SEE: Digital transformation: A CXO’s guide (ZDNet special report) | Download the report as a PDF (TechRepublic)

One is that it’s actually a good use case of transfer learning, because each pump has slightly different operating conditions, right, so you want to be able to have your AI, or your machine learning model, be adaptive.

The second thing, which was actually really interesting, is again, at the convergence of IoT and AI, is the fact that this is really machine learning that you train on the cloud, but then you infer on the edge, because you don’t want the user in the remote field, so you don’t want to have network dependency, you don’t want to have a round trip with the cloud. You want to have in real time, et cetera.

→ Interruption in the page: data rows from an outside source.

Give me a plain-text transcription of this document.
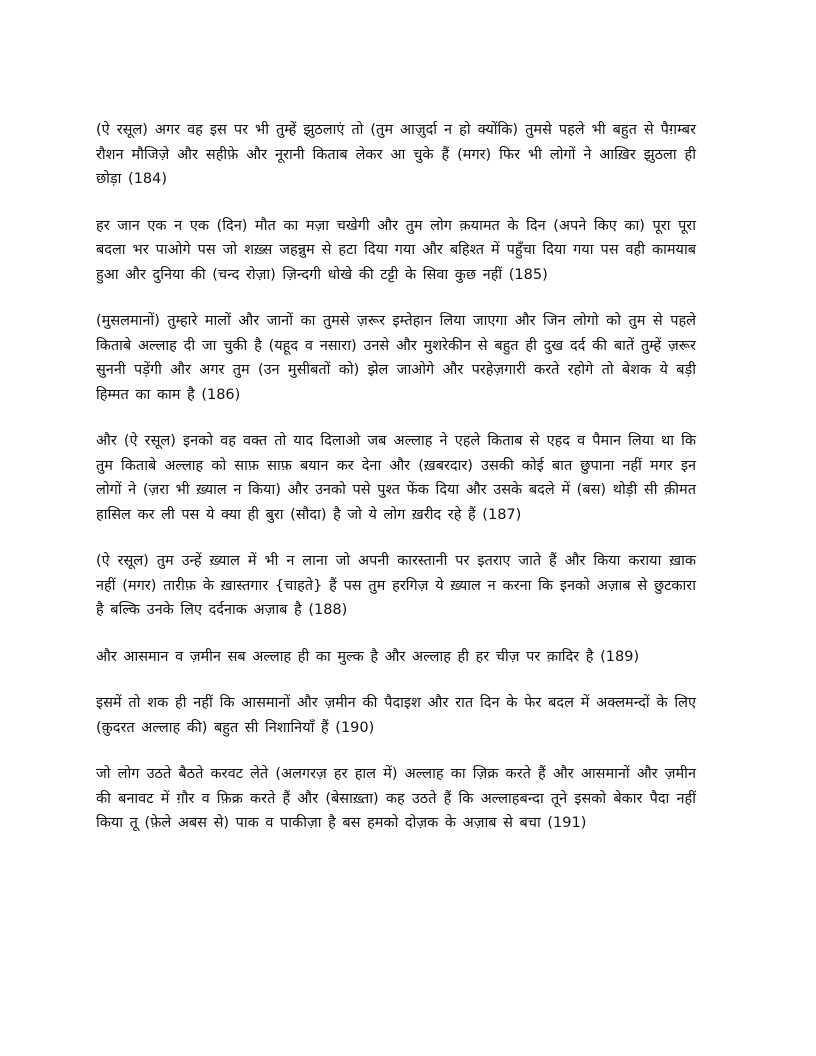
(ऐ रसूल) अगर वह इस पर भी तुम्हें झुठलाएं तो (तुम आज़ुर्दा न हो क्योंकि) तुमसे पहले भी बहुत से पैग़म्बर रौशन मौजिज़े और सहीफ़े और नूरानी किताब लेकर आ चुके हैं (मगर) फिर भी लोगों ने आख़िर झुठला ही छोड़ा (184)

हर जान एक न एक (दिन) मौत का मज़ा चखेगी और तुम लोग क़यामत के दिन (अपने किए का) पूरा पूरा बदला भर पाओगे पस जो शख़्स जहन्नुम से हटा दिया गया और बहिश्त में पहुँचा दिया गया पस वही कामयाब हुआ और दुनिया की (चन्द रोज़ा) ज़िन्दगी धोखे की टट्टी के सिवा कुछ नहीं (185)

(मुसलमानों) तुम्हारे मालों और जानों का तुमसे ज़रूर इम्तेहान लिया जाएगा और जिन लोगो को तुम से पहले किताबे अल्लाह दी जा चुकी है (यहूद व नसारा) उनसे और मुशरेकीन से बहुत ही दुख दर्द की बातें तुम्हें ज़रूर सुननी पड़ेंगी और अगर तुम (उन मुसीबतों को) झेल जाओगे और परहेज़गारी करते रहोगे तो बेशक ये बड़ी हिम्मत का काम है (186)

और (ऐ रसूल) इनको वह वक्त तो याद दिलाओ जब अल्लाह ने एहले किताब से एहद व पैमान लिया था कि तुम किताबे अल्लाह को साफ़ साफ़ बयान कर देना और (ख़बरदार) उसकी कोई बात छुपाना नहीं मगर इन लोगों ने (ज़रा भी ख़्याल न किया) और उनको पसे पुश्त फेंक दिया और उसके बदले में (बस) थोड़ी सी क़ीमत हासिल कर ली पस ये क्या ही बुरा (सौदा) है जो ये लोग ख़रीद रहे हैं (187)

(ऐ रसूल) तुम उन्हें ख़्याल में भी न लाना जो अपनी कारस्तानी पर इतराए जाते हैं और किया कराया ख़ाक नहीं (मगर) तारीफ़ के ख़ास्तगार {चाहते} हैं पस तुम हरगिज़ ये ख़्याल न करना कि इनको अज़ाब से छुटकारा है बल्कि उनके लिए दर्दनाक अज़ाब है (188)

और आसमान व ज़मीन सब अल्लाह ही का मुल्क है और अल्लाह ही हर चीज़ पर क़ादिर है (189)

इसमें तो शक ही नहीं कि आसमानों और ज़मीन की पैदाइश और रात दिन के फेर बदल में अक्लमन्दों के लिए (क़ुदरत अल्लाह की) बहुत सी निशानियाँ हैं (190)

जो लोग उठते बैठते करवट लेते (अलगरज़ हर हाल में) अल्लाह का ज़िक्र करते हैं और आसमानों और ज़मीन की बनावट में ग़ौर व फ़िक्र करते हैं और (बेसाख़्ता) कह उठते हैं कि अल्लाहबन्दा तूने इसको बेकार पैदा नहीं किया तू (फ़ेले अबस से) पाक व पाकीज़ा है बस हमको दोज़क के अज़ाब से बचा (191)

So, actually, many of those industries that I was just mentioning are really industries that will soon have the forefront of applying machine learning, but not necessarily as a full cloud thing, but really also pushing the inference as far on the edge as you can. Because again, in those critical processes, you don’t want to have network dependency, you don’t want to have… you want to be as deterministically real-time, as you can.